Their audience found them just too good to pass up.
There have been funnier series and, despite Cosby's desire for his show to rebut stereotypes, many more profound series and more influential series.
Unlike "I Love Lucy," the Huxtables didn't set standards for TV clowning that would resonate in sitcoms for decades.
Unlike "All in the Family," Cosby's show didn't shock a nation and force-feed it a new, socially conscious category of prime-time comedy.
Unlike "Masterpiece Theatre," it didn't redefine period drama on television and, in Alistair Cooke, establish and popularize an almost generic-type host for serious, upper-crust productions.

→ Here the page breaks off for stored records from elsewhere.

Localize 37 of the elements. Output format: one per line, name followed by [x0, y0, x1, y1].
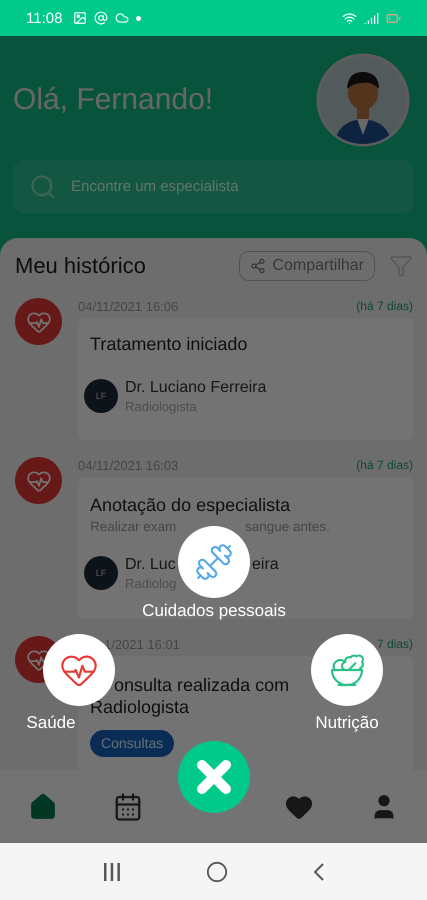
- dumbbell-icon: [194, 542, 234, 582]
- calendar-icon: [113, 792, 144, 822]
- dim-overlay[interactable]: [0, 36, 427, 843]
- menu-option-label: Saúde: [26, 713, 76, 733]
- doctor-avatar: LF: [84, 556, 118, 590]
- greeting: Olá, Fernando!: [13, 83, 214, 117]
- back-icon: [314, 862, 324, 880]
- clock: 11:08: [26, 10, 62, 26]
- heart-pulse-icon: [15, 298, 62, 345]
- doctor-name: Dr. Luciano Ferreira: [125, 378, 266, 396]
- doctor-name: Dr. Luc: [125, 556, 177, 574]
- entry-title: Tratamento iniciado: [90, 333, 248, 356]
- menu-option-label: Nutrição: [315, 713, 379, 733]
- gallery-icon: [73, 11, 88, 25]
- entry-title: onsulta realizada com Radiologista: [90, 674, 290, 718]
- search-field[interactable]: Encontre um especialista: [69, 177, 398, 196]
- category-tag: Consultas: [90, 730, 174, 757]
- search-icon: [29, 172, 57, 200]
- user-avatar[interactable]: [316, 53, 410, 147]
- entry-age: (há 7 dias): [356, 458, 413, 472]
- section-title: Meu histórico: [15, 253, 147, 279]
- wifi-icon: [342, 10, 357, 26]
- dot-icon: [136, 16, 142, 20]
- entry-age: (há 7 dias): [356, 299, 413, 313]
- search-field[interactable]: Encontre um especialista: [13, 160, 414, 213]
- signal-icon: [364, 10, 379, 26]
- heart-pulse-icon: [15, 457, 62, 504]
- entry-title: Anotação do especialista: [90, 494, 292, 517]
- home-circle-icon: [206, 860, 228, 882]
- at-sign-icon: [94, 11, 108, 25]
- cloud-icon: [115, 11, 130, 25]
- doctor-avatar: LF: [84, 379, 118, 413]
- share-icon: [250, 258, 266, 274]
- menu-option-label: Cuidados pessoais: [142, 601, 286, 621]
- recent-apps-icon: [102, 862, 121, 882]
- entry-age: 7 dias): [376, 637, 413, 651]
- doctor-name: eira: [252, 556, 279, 574]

Unlike the "Today" program, it didn't create Ten Commandments for morning programs that would be carved into stone and widely heeded even abroad.
Unlike "The Tonight Show," it didn't become the prototype for a genre--the talk show--that one day would cover almost the entire TV landscape.
Unlike "Donahue," it didn't create the mold for a talk-show variation that would spread across much of daytime TV.
Unlike "Nightline," it didn't revolutionize late-night viewing by whetting and feeding appetites for topical news analysis in the wee hours.
Unlike "Monday Night Football," it didn't dramatically alter sports viewing habits.
Unlike "Saturday Night Live," it didn't addict an entire generation of Americans to weekend late-night satire and launch a spate of big-time comedy careers in the process.
Nevertheless, there has never been a more universally beloved series than "The Cosby Show," and watching tonight's graceful final episode, it's easy to understand why. The plot, which finds Theo desperately trying to come up with enough graduation tickets to satisfy his father and other relatives and friends, unites most of the sprawling Huxtable family on a single stage for a series-ending display of heartwarming familial continuity.
In the last scene, when Cliff and Clair alone remain in the house, they do a few gliding turns to music across the living room floor and depart in front of the studio audience, allowing "The Cosby Show" to bow out the way it bowed in nearly eight years ago.